En el seno de las organizaciones políticas, la lucha es más dramática. El forcejeo de los inútiles con los más inteligentes produce enfrentamientos lamentables. El insulto muchas veces se abre paso y la condición humana se empobrece hasta llamar dialéctica a lo que sólo es frustración. A veces, se buscan o se inventan trampas en la democracia interna más que para hacer valer un afán de protagonismo que para defender la propia democracia. Los llamados grupos autogestionarios sólo quieren ver en los elegidos defectos y componendas aludiendo desatención a la base, de la que se honran de boquilla, cuando lo que quiere, de verdad, es dejar de ser simple base (por no usar otro adjetivo) para escalar las esferas del poder, renunciando a ser miembro anónimo de una comunidad que persigue objetivos comunes. Mientras tanto, los que forman el aparato del partido, que afortunadamente suelen ser los más válidos, han de redoblar la guardia de la confidencia o la suspicacia para vigilar de cerca o a distancia a los que pueden poner en peligro su carrera política, hecha, muchas veces, a base de enormes esfuerzos y renunciaciones.

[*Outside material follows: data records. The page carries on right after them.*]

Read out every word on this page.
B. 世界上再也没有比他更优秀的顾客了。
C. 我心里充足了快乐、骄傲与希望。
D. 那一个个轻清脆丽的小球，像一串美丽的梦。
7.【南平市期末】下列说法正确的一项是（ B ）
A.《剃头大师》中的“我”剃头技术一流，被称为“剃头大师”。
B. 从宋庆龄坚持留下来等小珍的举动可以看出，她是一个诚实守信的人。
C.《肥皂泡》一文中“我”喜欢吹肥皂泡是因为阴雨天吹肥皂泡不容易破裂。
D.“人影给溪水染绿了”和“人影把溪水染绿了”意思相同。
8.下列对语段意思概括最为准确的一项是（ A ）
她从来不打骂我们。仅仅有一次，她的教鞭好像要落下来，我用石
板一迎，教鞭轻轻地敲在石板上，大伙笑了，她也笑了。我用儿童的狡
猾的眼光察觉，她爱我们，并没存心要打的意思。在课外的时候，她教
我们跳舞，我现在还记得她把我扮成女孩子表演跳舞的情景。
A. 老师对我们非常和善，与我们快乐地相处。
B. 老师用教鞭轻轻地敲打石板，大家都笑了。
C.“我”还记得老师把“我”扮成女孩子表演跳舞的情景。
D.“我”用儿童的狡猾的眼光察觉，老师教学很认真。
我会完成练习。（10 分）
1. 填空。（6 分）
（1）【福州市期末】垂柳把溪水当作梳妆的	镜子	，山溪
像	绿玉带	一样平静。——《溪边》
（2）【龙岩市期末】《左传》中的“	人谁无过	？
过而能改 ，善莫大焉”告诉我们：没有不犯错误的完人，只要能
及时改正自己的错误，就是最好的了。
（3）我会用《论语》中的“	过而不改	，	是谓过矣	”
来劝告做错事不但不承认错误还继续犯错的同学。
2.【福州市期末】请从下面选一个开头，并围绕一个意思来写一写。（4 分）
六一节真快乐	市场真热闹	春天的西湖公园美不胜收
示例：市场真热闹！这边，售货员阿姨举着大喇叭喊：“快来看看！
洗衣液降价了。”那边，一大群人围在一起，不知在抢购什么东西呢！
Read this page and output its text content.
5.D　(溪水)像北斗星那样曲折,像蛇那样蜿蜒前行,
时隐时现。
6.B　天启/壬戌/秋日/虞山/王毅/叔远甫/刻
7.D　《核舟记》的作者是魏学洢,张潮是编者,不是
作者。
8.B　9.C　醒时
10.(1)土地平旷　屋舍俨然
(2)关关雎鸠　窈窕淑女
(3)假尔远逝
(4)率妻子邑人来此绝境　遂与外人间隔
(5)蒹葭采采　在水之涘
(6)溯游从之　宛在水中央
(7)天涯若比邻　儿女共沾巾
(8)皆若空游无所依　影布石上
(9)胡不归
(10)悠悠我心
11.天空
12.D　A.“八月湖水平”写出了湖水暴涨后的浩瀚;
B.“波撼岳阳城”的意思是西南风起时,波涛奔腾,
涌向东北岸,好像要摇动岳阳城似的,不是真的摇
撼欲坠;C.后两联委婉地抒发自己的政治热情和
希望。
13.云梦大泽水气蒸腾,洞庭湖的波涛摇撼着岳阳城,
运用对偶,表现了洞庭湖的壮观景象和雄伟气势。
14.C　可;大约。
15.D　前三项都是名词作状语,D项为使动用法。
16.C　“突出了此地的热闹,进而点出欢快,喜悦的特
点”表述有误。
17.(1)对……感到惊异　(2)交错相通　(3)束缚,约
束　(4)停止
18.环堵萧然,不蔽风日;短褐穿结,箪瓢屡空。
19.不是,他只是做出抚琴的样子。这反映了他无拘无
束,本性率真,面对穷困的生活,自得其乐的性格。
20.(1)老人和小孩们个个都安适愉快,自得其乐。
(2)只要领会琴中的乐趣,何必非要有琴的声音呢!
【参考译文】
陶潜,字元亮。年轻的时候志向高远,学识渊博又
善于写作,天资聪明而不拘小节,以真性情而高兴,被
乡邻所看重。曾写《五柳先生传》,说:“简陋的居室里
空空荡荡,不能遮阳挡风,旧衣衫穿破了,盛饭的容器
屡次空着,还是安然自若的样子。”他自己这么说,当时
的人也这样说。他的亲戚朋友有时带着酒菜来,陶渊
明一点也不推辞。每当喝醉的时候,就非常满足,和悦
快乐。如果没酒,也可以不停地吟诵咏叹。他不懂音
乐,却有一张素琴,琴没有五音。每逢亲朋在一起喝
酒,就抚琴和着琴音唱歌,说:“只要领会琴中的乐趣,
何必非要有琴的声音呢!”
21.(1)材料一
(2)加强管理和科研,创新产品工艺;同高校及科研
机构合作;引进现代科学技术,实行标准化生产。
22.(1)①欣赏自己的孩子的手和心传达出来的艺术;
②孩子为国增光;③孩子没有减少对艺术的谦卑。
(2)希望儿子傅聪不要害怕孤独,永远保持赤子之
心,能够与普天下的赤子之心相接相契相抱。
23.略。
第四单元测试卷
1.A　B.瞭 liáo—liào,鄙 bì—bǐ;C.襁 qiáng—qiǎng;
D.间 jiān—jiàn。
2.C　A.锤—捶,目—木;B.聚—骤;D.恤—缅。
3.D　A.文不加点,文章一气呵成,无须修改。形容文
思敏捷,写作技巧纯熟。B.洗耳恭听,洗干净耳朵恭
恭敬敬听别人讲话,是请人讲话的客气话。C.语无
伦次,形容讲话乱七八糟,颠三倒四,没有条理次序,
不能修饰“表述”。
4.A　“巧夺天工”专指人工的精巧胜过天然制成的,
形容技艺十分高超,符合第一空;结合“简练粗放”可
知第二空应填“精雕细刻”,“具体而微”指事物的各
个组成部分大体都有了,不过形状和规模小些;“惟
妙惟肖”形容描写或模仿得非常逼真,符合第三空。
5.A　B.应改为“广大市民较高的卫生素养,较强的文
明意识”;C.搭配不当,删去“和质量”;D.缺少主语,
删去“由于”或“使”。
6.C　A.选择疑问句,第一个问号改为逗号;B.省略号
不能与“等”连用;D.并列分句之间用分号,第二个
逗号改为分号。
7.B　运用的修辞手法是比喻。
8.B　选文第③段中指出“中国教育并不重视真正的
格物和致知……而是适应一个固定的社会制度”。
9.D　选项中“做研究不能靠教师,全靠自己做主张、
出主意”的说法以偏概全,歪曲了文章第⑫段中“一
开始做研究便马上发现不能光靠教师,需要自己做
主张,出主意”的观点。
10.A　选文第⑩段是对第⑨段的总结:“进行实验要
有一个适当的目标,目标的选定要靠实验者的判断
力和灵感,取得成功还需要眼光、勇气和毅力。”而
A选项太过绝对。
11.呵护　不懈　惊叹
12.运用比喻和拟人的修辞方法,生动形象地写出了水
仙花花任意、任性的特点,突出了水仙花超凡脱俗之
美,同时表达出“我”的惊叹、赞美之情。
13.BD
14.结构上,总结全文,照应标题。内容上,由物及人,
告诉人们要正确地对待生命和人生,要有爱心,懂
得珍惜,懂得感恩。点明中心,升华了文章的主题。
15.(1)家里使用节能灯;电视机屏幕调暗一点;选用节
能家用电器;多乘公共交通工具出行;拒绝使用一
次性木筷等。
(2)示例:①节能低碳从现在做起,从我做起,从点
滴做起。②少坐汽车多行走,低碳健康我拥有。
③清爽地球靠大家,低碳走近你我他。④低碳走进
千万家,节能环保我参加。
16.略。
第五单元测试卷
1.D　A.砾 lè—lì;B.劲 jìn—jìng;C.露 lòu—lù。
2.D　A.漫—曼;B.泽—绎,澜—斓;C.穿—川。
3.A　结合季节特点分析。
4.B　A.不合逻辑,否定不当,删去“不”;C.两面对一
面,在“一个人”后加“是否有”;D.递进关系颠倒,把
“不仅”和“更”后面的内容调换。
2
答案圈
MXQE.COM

Y, a pesar de todo, todo tiene que ser así, si por encima de la condición humana (homo homini lupus) se respeta la democracia. Porque la democracia -más cerca de la perfección cuanto más se conozcan sus defectos de funcionamiento- sigue siendo el sistema menos malo para el gobierno de los pueblos y la salvaguardia del bien común, ya que a la hora de un consenso mayoritario, en los partidos donde la democracia existe de verdad, las flaquezas humanas, de los de arriba y los de abajo, no suelen vencer al sentido común. A pesar de todo, la militancia política, con todos sus errores y flaquezas, sigue significando, para los hombres que la asumen con honestidad, la vía válida para la adopción de una actitud ética ante la vida, para la satisfacción de unas inquietudes que llenan el vacío de aquellos que no quieren pasar por el mundo con una vida vegetativa en relación a la sociedad en que se insertan,

Los únicos demonios familiares a los que hoy debemos temer en nuestro país. son los que desde sus puestos de privilegio, conseguidos en un pasado reciente, siguen pregonando que todo sigue igual, que los políticos de ahora siguen buscando las mismas prebendas que los de antes. A esta estrategia de inhibiciones hay que decir que no con una profunda fe en la democracia, incluso ante los humanos egoísmos que hemos comentado. Lo contrario es caer en la trampa de que nada cambie para que todo siga igual que antes, atado y bien atado.

(1) La Política. Aristóteles. Duodécima edición. Espasa Calpe (Colección Austral). Pág. 21. (2) Idem, pág. 23.